И действительно, несмотря на свою легендарную репутацию прелестной женщины и льстивое прозвание Лалла-Рук, царица совершенно блекнет в кругу выдающихся красавиц, окружающих ее трон. Вот почему она стремится затмить их всех своим облачением: шлейф ее осыпан драгоценными камнями, весь наряд оторочен горностаем, на голове переливно сверкает изумрудная диадема из крупных звезд с бриллиантовыми лучами.

Музыка заиграла полонез. Император подвел Фикельмона к императрице и, предложив руку леди Дэрам, открыл бал традиционным в России польским.

Это не столько танец, сколько скорее медленная и томительно долгая прогулка бесконечной вереницы пар по анфиладе огромных зал. Размеры Зимнего дворца превосходят Лувр вместе с Тюильри. Весь двор, вытянутый попарно, заколыхался вдоль бесчисленных колонн и в сплошном потоке драгоценных уборов, орденских знаков, золотых расшивок, шелка, перьев и струящегося серебра.

В Зимнем дворце все танцы приобретают характер учения. Этому закону подчиняется даже наша легкокрылая кадриль. Император Николай признает этот танец, ведущий свое происхождение от турниров и полковых каруселей. Как известно, маленькие эскадроны, подражавшие в своей пляске сражению, фехтовали по четверо на рыцарских празднествах. Фигуры современного контрданса сохраняют следы этих старинных военных игр.

Но и этот живой танец приобретает в холодных апартаментах северного владыки рассчитанный, унылый и мертвенный характер. Пары продвигаются и отступают методически и чинно, без малейшего оживления и порыва. Я невольно вспомнил клокочущие балы парижской Оперы, где танцоры, увлеченные буйным вихрем бешеного пляса, сплетаются и несутся в ликующем хороводе под оглушительное звучание дьявольского оркестра.

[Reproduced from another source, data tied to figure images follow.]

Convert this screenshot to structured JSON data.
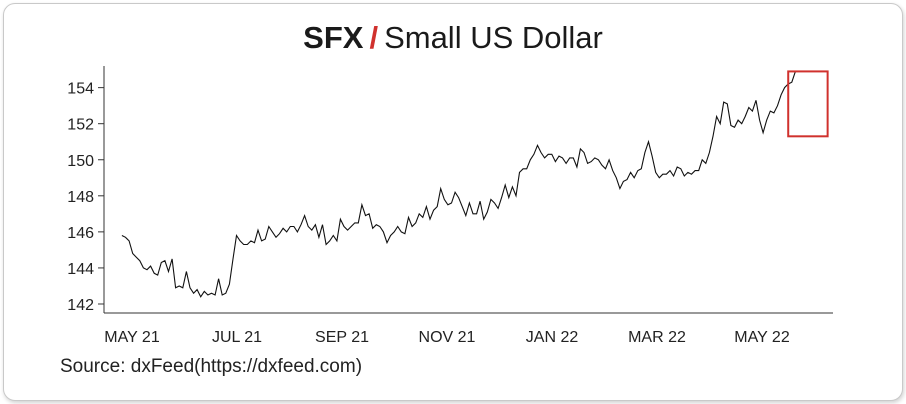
{
  "title": {
    "symbol": "SFX",
    "separator": "/",
    "name": "Small US Dollar"
  },
  "source": "Source: dxFeed(https://dxfeed.com)",
  "chart_data": {
    "type": "line",
    "title": "SFX / Small US Dollar",
    "xlabel": "",
    "ylabel": "",
    "x_ticks": [
      "MAY 21",
      "JUL 21",
      "SEP 21",
      "NOV 21",
      "JAN 22",
      "MAR 22",
      "MAY 22"
    ],
    "y_ticks": [
      142,
      144,
      146,
      148,
      150,
      152,
      154
    ],
    "xlim": [
      "2021-05-01",
      "2022-06-12"
    ],
    "ylim": [
      141.5,
      155.2
    ],
    "grid": false,
    "line_color": "#111111",
    "highlight": {
      "x_range": [
        "2022-05-18",
        "2022-06-09"
      ],
      "y_range": [
        151.3,
        154.9
      ],
      "color": "#d0312d"
    },
    "series": [
      {
        "points": [
          [
            "2021-05-11",
            145.8
          ],
          [
            "2021-05-13",
            145.7
          ],
          [
            "2021-05-15",
            145.5
          ],
          [
            "2021-05-17",
            144.8
          ],
          [
            "2021-05-19",
            144.6
          ],
          [
            "2021-05-21",
            144.4
          ],
          [
            "2021-05-23",
            144.0
          ],
          [
            "2021-05-25",
            143.9
          ],
          [
            "2021-05-27",
            144.1
          ],
          [
            "2021-05-29",
            143.7
          ],
          [
            "2021-05-31",
            143.6
          ],
          [
            "2021-06-02",
            144.3
          ],
          [
            "2021-06-04",
            144.4
          ],
          [
            "2021-06-06",
            143.8
          ],
          [
            "2021-06-08",
            144.5
          ],
          [
            "2021-06-10",
            142.9
          ],
          [
            "2021-06-12",
            143.0
          ],
          [
            "2021-06-14",
            142.9
          ],
          [
            "2021-06-16",
            143.8
          ],
          [
            "2021-06-18",
            142.9
          ],
          [
            "2021-06-20",
            142.6
          ],
          [
            "2021-06-22",
            142.8
          ],
          [
            "2021-06-24",
            142.4
          ],
          [
            "2021-06-26",
            142.7
          ],
          [
            "2021-06-28",
            142.5
          ],
          [
            "2021-06-30",
            142.6
          ],
          [
            "2021-07-02",
            142.5
          ],
          [
            "2021-07-04",
            143.4
          ],
          [
            "2021-07-06",
            142.5
          ],
          [
            "2021-07-08",
            142.6
          ],
          [
            "2021-07-10",
            143.1
          ],
          [
            "2021-07-12",
            144.5
          ],
          [
            "2021-07-14",
            145.8
          ],
          [
            "2021-07-16",
            145.5
          ],
          [
            "2021-07-18",
            145.3
          ],
          [
            "2021-07-20",
            145.3
          ],
          [
            "2021-07-22",
            145.5
          ],
          [
            "2021-07-24",
            145.4
          ],
          [
            "2021-07-26",
            146.1
          ],
          [
            "2021-07-28",
            145.5
          ],
          [
            "2021-07-30",
            145.6
          ],
          [
            "2021-08-01",
            146.3
          ],
          [
            "2021-08-03",
            146.0
          ],
          [
            "2021-08-05",
            145.7
          ],
          [
            "2021-08-07",
            145.9
          ],
          [
            "2021-08-09",
            146.2
          ],
          [
            "2021-08-11",
            146.0
          ],
          [
            "2021-08-13",
            146.3
          ],
          [
            "2021-08-15",
            146.3
          ],
          [
            "2021-08-17",
            146.0
          ],
          [
            "2021-08-19",
            146.4
          ],
          [
            "2021-08-21",
            146.9
          ],
          [
            "2021-08-23",
            146.3
          ],
          [
            "2021-08-25",
            146.1
          ],
          [
            "2021-08-27",
            146.4
          ],
          [
            "2021-08-29",
            145.7
          ],
          [
            "2021-08-31",
            146.4
          ],
          [
            "2021-09-02",
            145.3
          ],
          [
            "2021-09-04",
            145.5
          ],
          [
            "2021-09-06",
            145.8
          ],
          [
            "2021-09-08",
            145.5
          ],
          [
            "2021-09-10",
            146.7
          ],
          [
            "2021-09-12",
            146.3
          ],
          [
            "2021-09-14",
            146.1
          ],
          [
            "2021-09-16",
            146.3
          ],
          [
            "2021-09-18",
            146.5
          ],
          [
            "2021-09-20",
            146.5
          ],
          [
            "2021-09-22",
            147.5
          ],
          [
            "2021-09-24",
            146.9
          ],
          [
            "2021-09-26",
            147.0
          ],
          [
            "2021-09-28",
            146.2
          ],
          [
            "2021-09-30",
            146.4
          ],
          [
            "2021-10-02",
            146.3
          ],
          [
            "2021-10-04",
            146.0
          ],
          [
            "2021-10-06",
            145.4
          ],
          [
            "2021-10-08",
            145.8
          ],
          [
            "2021-10-10",
            146.0
          ],
          [
            "2021-10-12",
            146.3
          ],
          [
            "2021-10-14",
            146.0
          ],
          [
            "2021-10-16",
            145.9
          ],
          [
            "2021-10-18",
            146.8
          ],
          [
            "2021-10-20",
            146.3
          ],
          [
            "2021-10-22",
            146.5
          ],
          [
            "2021-10-24",
            147.0
          ],
          [
            "2021-10-26",
            146.8
          ],
          [
            "2021-10-28",
            147.4
          ],
          [
            "2021-10-30",
            146.7
          ],
          [
            "2021-11-01",
            147.2
          ],
          [
            "2021-11-03",
            147.4
          ],
          [
            "2021-11-05",
            148.4
          ],
          [
            "2021-11-07",
            147.8
          ],
          [
            "2021-11-09",
            147.5
          ],
          [
            "2021-11-11",
            147.6
          ],
          [
            "2021-11-13",
            148.2
          ],
          [
            "2021-11-15",
            147.9
          ],
          [
            "2021-11-17",
            147.4
          ],
          [
            "2021-11-19",
            146.9
          ],
          [
            "2021-11-21",
            147.6
          ],
          [
            "2021-11-23",
            147.0
          ],
          [
            "2021-11-25",
            147.0
          ],
          [
            "2021-11-27",
            147.7
          ],
          [
            "2021-11-29",
            146.7
          ],
          [
            "2021-12-01",
            147.1
          ],
          [
            "2021-12-03",
            147.8
          ],
          [
            "2021-12-05",
            147.6
          ],
          [
            "2021-12-07",
            147.3
          ],
          [
            "2021-12-09",
            147.9
          ],
          [
            "2021-12-11",
            148.6
          ],
          [
            "2021-12-13",
            147.9
          ],
          [
            "2021-12-15",
            148.5
          ],
          [
            "2021-12-17",
            148.0
          ],
          [
            "2021-12-19",
            149.3
          ],
          [
            "2021-12-21",
            149.5
          ],
          [
            "2021-12-23",
            149.5
          ],
          [
            "2021-12-25",
            150.0
          ],
          [
            "2021-12-27",
            150.3
          ],
          [
            "2021-12-29",
            150.8
          ],
          [
            "2021-12-31",
            150.4
          ],
          [
            "2022-01-02",
            150.1
          ],
          [
            "2022-01-04",
            150.3
          ],
          [
            "2022-01-06",
            150.3
          ],
          [
            "2022-01-08",
            149.9
          ],
          [
            "2022-01-10",
            150.2
          ],
          [
            "2022-01-12",
            150.1
          ],
          [
            "2022-01-14",
            149.8
          ],
          [
            "2022-01-16",
            150.1
          ],
          [
            "2022-01-18",
            150.1
          ],
          [
            "2022-01-20",
            149.6
          ],
          [
            "2022-01-22",
            150.6
          ],
          [
            "2022-01-24",
            150.4
          ],
          [
            "2022-01-26",
            149.8
          ],
          [
            "2022-01-28",
            149.9
          ],
          [
            "2022-01-30",
            150.1
          ],
          [
            "2022-02-01",
            150.0
          ],
          [
            "2022-02-03",
            149.7
          ],
          [
            "2022-02-05",
            149.5
          ],
          [
            "2022-02-07",
            150.0
          ],
          [
            "2022-02-09",
            149.4
          ],
          [
            "2022-02-11",
            149.0
          ],
          [
            "2022-02-13",
            148.4
          ],
          [
            "2022-02-15",
            148.8
          ],
          [
            "2022-02-17",
            148.9
          ],
          [
            "2022-02-19",
            149.3
          ],
          [
            "2022-02-21",
            149.0
          ],
          [
            "2022-02-23",
            149.4
          ],
          [
            "2022-02-25",
            149.5
          ],
          [
            "2022-02-27",
            150.4
          ],
          [
            "2022-03-01",
            151.0
          ],
          [
            "2022-03-03",
            150.2
          ],
          [
            "2022-03-05",
            149.3
          ],
          [
            "2022-03-07",
            149.0
          ],
          [
            "2022-03-09",
            149.2
          ],
          [
            "2022-03-11",
            149.2
          ],
          [
            "2022-03-13",
            149.4
          ],
          [
            "2022-03-15",
            149.1
          ],
          [
            "2022-03-17",
            149.6
          ],
          [
            "2022-03-19",
            149.5
          ],
          [
            "2022-03-21",
            149.1
          ],
          [
            "2022-03-23",
            149.3
          ],
          [
            "2022-03-25",
            149.2
          ],
          [
            "2022-03-27",
            149.4
          ],
          [
            "2022-03-29",
            149.4
          ],
          [
            "2022-03-31",
            150.0
          ],
          [
            "2022-04-02",
            149.8
          ],
          [
            "2022-04-04",
            150.4
          ],
          [
            "2022-04-06",
            151.3
          ],
          [
            "2022-04-08",
            152.4
          ],
          [
            "2022-04-10",
            152.0
          ],
          [
            "2022-04-12",
            153.2
          ],
          [
            "2022-04-14",
            153.1
          ],
          [
            "2022-04-16",
            151.9
          ],
          [
            "2022-04-18",
            151.8
          ],
          [
            "2022-04-20",
            152.2
          ],
          [
            "2022-04-22",
            152.0
          ],
          [
            "2022-04-24",
            152.4
          ],
          [
            "2022-04-26",
            152.9
          ],
          [
            "2022-04-28",
            152.7
          ],
          [
            "2022-04-30",
            153.3
          ],
          [
            "2022-05-02",
            152.2
          ],
          [
            "2022-05-04",
            151.5
          ],
          [
            "2022-05-06",
            152.2
          ],
          [
            "2022-05-08",
            152.7
          ],
          [
            "2022-05-10",
            152.6
          ],
          [
            "2022-05-12",
            153.0
          ],
          [
            "2022-05-14",
            153.6
          ],
          [
            "2022-05-16",
            154.0
          ],
          [
            "2022-05-18",
            154.2
          ],
          [
            "2022-05-20",
            154.3
          ],
          [
            "2022-05-22",
            154.9
          ]
        ]
      }
    ]
  }
}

В перерыве танцев я несколько осмотрелся в окружающем обществе. Я увидел известных представителей русского двора — иностранцев, министров и писателей. В группе сочинителей, рядом с Жуковским и Вяземским, мне указали знаменитого фабулиста Крылова. Его рыхлое, широкое, отвисающее лицо, слегка тронутое оспой, странно напоминало безобразную маску Мирабо, на которой огонь трибуна был угашен ленивым славянским благодушием.

Среди министров меня поразило одно бледное, задумчивое и бесстрастное лицо. То был поклонник Наполеона, знаменитый защитник французских идей, едва не погибший жертвою патриотического каннибальства 1812 года, известный законовед Сперанский. Он смотрел на окружающих с тем холодным безразличием, которым навсегда отмечены облики людей, потерпевших в жизни незабываемые крушения. Эти великие обманутые и тяжко раненные замыкаются в спокойном одиночестве, ничему ни удивляются и без гнева принимают горькие выводы своего безнадежно отравленного жизненного опыта. Холодное лицо Сперанского хранило следы пережитых несправедливостей.

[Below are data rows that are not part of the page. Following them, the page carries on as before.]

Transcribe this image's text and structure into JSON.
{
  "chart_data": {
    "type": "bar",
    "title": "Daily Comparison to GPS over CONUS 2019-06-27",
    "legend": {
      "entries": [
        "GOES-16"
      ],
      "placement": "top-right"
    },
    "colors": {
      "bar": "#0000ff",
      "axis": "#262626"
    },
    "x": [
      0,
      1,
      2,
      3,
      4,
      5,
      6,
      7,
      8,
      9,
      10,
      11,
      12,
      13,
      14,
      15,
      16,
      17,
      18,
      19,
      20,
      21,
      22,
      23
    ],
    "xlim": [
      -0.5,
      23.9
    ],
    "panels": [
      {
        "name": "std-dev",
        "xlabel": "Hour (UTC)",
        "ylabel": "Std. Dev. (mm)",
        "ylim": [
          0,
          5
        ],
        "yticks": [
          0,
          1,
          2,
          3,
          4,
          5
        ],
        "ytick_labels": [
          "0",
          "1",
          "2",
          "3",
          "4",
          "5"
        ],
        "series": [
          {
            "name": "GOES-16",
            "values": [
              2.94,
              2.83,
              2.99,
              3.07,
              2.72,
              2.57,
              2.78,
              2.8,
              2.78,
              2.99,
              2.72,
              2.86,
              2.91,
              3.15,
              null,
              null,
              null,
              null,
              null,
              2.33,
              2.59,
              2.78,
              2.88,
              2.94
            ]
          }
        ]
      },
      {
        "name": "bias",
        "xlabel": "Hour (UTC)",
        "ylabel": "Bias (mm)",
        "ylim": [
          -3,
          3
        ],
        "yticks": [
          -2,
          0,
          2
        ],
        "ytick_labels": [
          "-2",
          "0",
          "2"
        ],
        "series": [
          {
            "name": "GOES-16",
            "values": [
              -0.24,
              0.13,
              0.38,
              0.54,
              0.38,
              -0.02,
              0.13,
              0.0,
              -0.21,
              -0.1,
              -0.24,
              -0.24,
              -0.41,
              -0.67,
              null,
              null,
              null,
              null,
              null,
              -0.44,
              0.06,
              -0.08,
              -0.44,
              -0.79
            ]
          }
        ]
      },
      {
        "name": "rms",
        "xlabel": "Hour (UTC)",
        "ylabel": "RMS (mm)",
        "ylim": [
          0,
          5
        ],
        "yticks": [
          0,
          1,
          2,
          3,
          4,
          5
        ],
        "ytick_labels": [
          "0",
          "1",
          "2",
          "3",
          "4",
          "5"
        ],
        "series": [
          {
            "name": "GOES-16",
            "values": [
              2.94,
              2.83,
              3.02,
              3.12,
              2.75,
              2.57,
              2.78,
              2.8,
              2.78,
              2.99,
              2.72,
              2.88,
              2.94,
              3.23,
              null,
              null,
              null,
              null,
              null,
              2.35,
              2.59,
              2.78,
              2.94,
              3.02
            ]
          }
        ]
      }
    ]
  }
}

В парадной дворцовой толпе одно лицо особенно привлекло меня. В глубине зала сидела в массивных и высоких креслах древняя старуха. Наряд ее хранил черты старинных мод середины прошлого столетия. Напудренный парик, высокий чепец, весь в лентах, кружевах и искусственных розах, желтое шелковое платье, шитое серебром, — все это напоминало парижские наряды эпохи Помпадур.

Лицо ее было удивительно безобразно. Огромный крючковатый нос свешивался над толстыми, отвислыми губами, покрытыми густою седою порослью. Мутными глазами разглядывала она толпу, непроизвольно покачивая своей ужасающей головой под пышными бантами и яркими розанами громоздкого головного убора.

Это была самая знатная петербургская барыня, княгиня Наталья Петровна Голицына. Ей было без малого сто лет, она помнила шесть царствований, в свое время дружила с Екатериной и бывала на приемах у Марии-Антуанетты. В молодости она отличалась необыкновенной красотой и, говорят, сводила с ума самого герцога Ришелье.

Ее называли обычно в Петербурге Princesse Moustache[18] за обильную растительность на лице. Но в то время к старинному прозвищу присоединилось новое наименование: ее стали называть Пиковой Дамой. Дело в том, что поэт Пушкин изобразил довольно прозрачно старую Голицыну в небольшой повести под этим заглавием. Мне как-то перевели эту прелестную сказку, переплетающую нравы современного Петербурга с праздничным бытом королевского Версаля.

Поэт, видимо, хорошо изучил свою модель. Княгиня величественна, сурова и надменна. Это идол петербургской знати. Дочь русского посла при Людовике XV, Голицына рано увлеклась политикой и, потрясенная кровавой жатвой гильотины в 1793 году, решила создать в Петербурге новый оплот европейской аристократии.

Я узнал, что именно она организовала в России высшее сословие, испытывающее перед ней за это глубочайшее благоволение. Весь сановный Петербург с тайной робостью и сознанием высокой чести проходит в известные дни через гостиную Голицыной и неизменно склоняется к сморщенной руке княгини на всех дворцовых балах. Ей представляют иностранных послов, как высочайшим особам.

Несмотря на свой возраст, она до сих пор сохранила гибкий ум, свежую память и привычку непринужденной светской беседы. «Я могу вам по воспоминаниям рассказать историю Франции, — говорила она своим хриплым каркающим голосом Баранту, — я помню день, когда Дюбарри сбросила с министерского кресла герцога Шуазеля, я видела девочку, заразившую черной оспой Людовика XV, я смотрела „Женитьбу Фигаро“ в Трианоне, когда Розину играла несчастная королева Мария-Антуанетта, а цирюльника молодой граф д'Артуа, теперь, увы, свергнутый с престола Карл X…» И она горестно качала в такт рассказу своей чудовищной головой в буклях, бантах, розах и кружевах…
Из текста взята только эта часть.